Sie würden Ihre älteste Enkelin bedenkenlos bei „GNTM“ teilnehmen lassen?

Ja, aber absolut. Da bekäme sie ein Bootcamp, das ich ihr nicht geben kann.

Apropos Verwandtschaft: Der Fokus Ihres Buchs liegt überraschend nicht auf Ihrer Karriere, sondern auf Ihrer Familie und Ihrer Heimat Potsdam. Waren die am Ende wichtiger als Mode?

Natürlich, ich bin ja keiner, der alles durch den Modewinkel sieht, wie Karl Lagerfeld. Es ging mir zum Schluss ganz privat darum, wen ich anspreche: Edwin, meine Kinder und Karin.

In einer Szene bittet Ihre spätere Frau Karin Sie in jungen Jahren, ihr eine Zigarette auf ihrer Brust auszudrücken. Sie taten es.

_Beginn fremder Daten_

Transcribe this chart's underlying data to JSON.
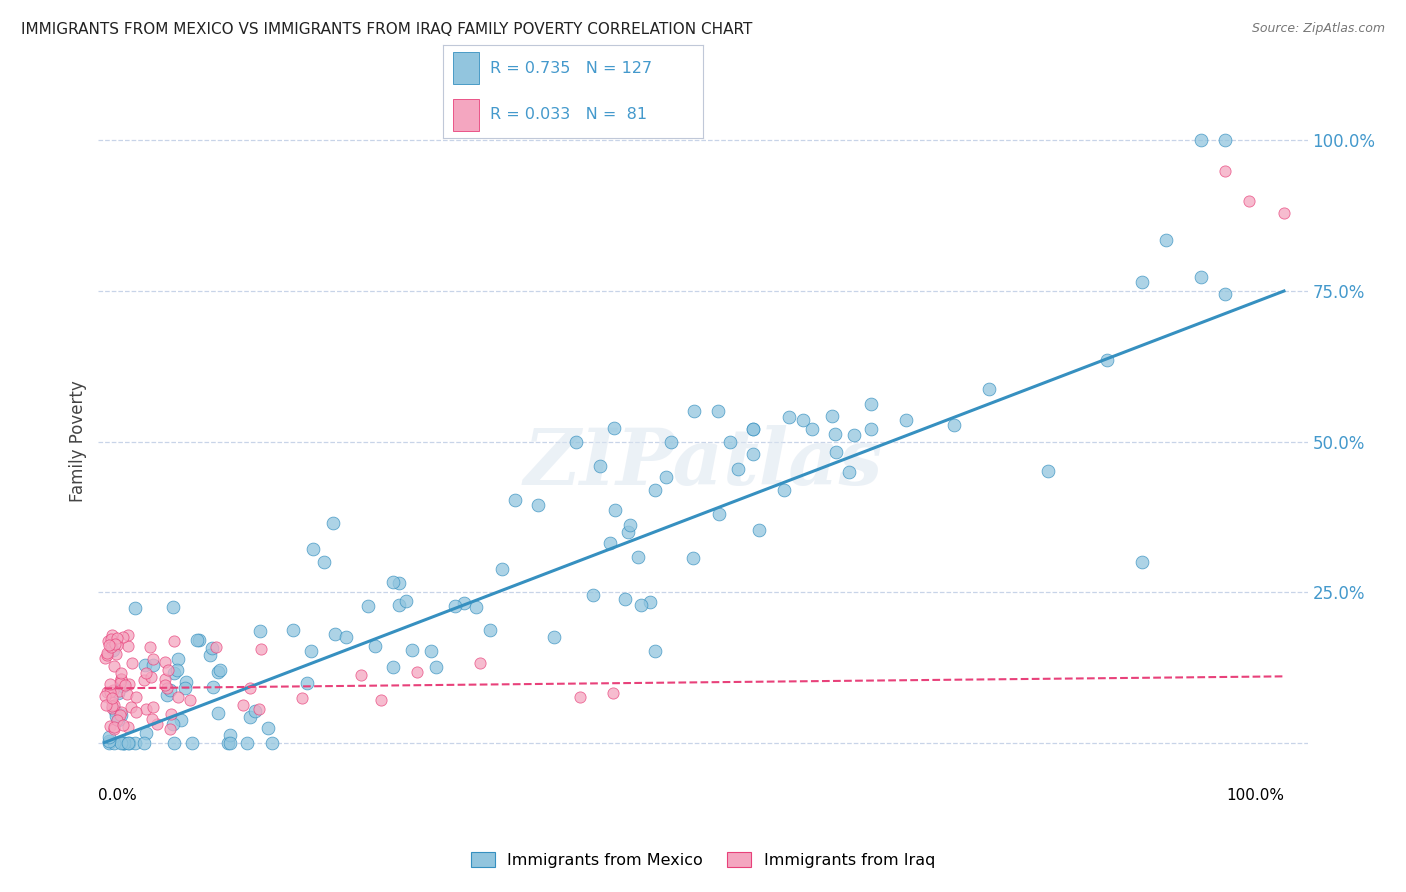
{
  "title": "IMMIGRANTS FROM MEXICO VS IMMIGRANTS FROM IRAQ FAMILY POVERTY CORRELATION CHART",
  "source": "Source: ZipAtlas.com",
  "ylabel": "Family Poverty",
  "y_tick_labels": [
    "25.0%",
    "50.0%",
    "75.0%",
    "100.0%"
  ],
  "y_tick_positions": [
    0.25,
    0.5,
    0.75,
    1.0
  ],
  "legend_mexico": "Immigrants from Mexico",
  "legend_iraq": "Immigrants from Iraq",
  "R_mexico": 0.735,
  "N_mexico": 127,
  "R_iraq": 0.033,
  "N_iraq": 81,
  "color_mexico": "#92c5de",
  "color_iraq": "#f4a6c0",
  "line_color_mexico": "#3690c0",
  "line_color_iraq": "#e8417a",
  "watermark_color": "#d0d8e8",
  "background_color": "#ffffff",
  "grid_color": "#c8d4e8",
  "title_color": "#222222",
  "source_color": "#777777",
  "right_tick_color": "#4499cc"
}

Sie hat sechs Wochen überlegt, ob das ins Buch darf. Erst sagte sie nein, sie habe jetzt so bürgerliche Freunde. Aber die Szene sagt so viel aus. Diese beiden losgerissenen, ineinander verknallten Wesen, die es noch auf den Punkt treiben wollten. Wir wollten krass sein, anders sein. Wir hatten das Gefühl, da ist so ein französischer Regisseur in der Nähe und wir sind die ideale Besetzung.

Nun werden Sie im nächsten Monat 75 Jahre alt.

Ich werde auf jeden Fall abhauen. Ich wäre da gerne in Marrakesch auf den Wegen von Yves …

dem französischen Modedesigner Yves Saint Laurent, dessen Rückzugsort Marrakesch war. Gar keine Feier?

Nein, viele Ältere auf einem Haufen wirken unappetitlich.